Sry I left before you woke up. The house was really fucked up and I didn't feel like helping you clean. PS Somebody threw up on your dog
just saw a girl who had one of those monogrammed backpacks... her initials are VAG. is this a sign?
I just found out my favorite drunk show, Repo Men, is just reenactments. I can't express through words my disappointment.
He had in his status he loved beating off and tagged his wife. another reason facebook should be for college.
Yes..we had amazing sex that I have a 50 percent chance of remembering.
No, this is non-alcoholic oatmeal.
NOT EVEN KIDDING RIGHT NOW. THE GUY IN THE SPIDERMAN COSTUME JUST FELL OFF THE ROOF INTO A BABY POOL. GET HERE NOW!!
He told me he deactivated his facebook because his girlfriend caught him wackin it to my profile picture.
10 points to you
This hurricane better not stop me from sitting on the stoop thurs & enjoying all the slutty costume walkofshamers
had a dream you helped me fill my shoes with yogurt. we were even like "why didn't we think of this before?!" like it was just so obvious
that sounds like something we'd do... we're onto something here
he pissed the bed, like I literally woke up and he was pissing right beside me.

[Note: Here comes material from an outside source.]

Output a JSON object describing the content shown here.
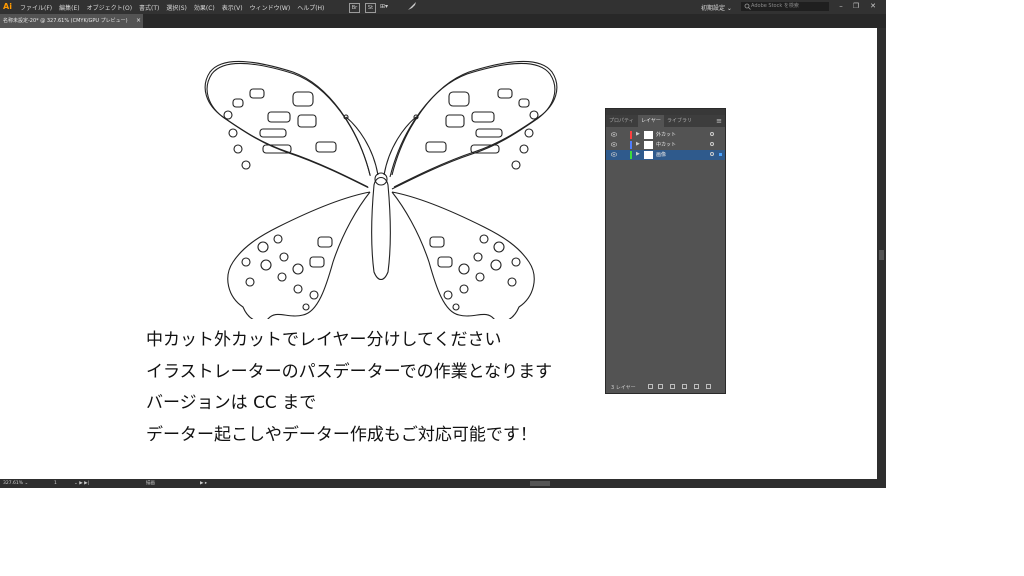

With the electric blanket he's lucky he didn't get electrocuted
I'm potentially being cockblocked by Old Man Winter. What the fuck did I do to piss off an entire season?
we were waffle house and a lady told me her imaginary friend was sitting in the chair next to her. i don't feel so trashy now.
I was looking at your nipple and it made me think of you
Well I hope so...
I just had a legitimate orgy. Wearing glowsticks.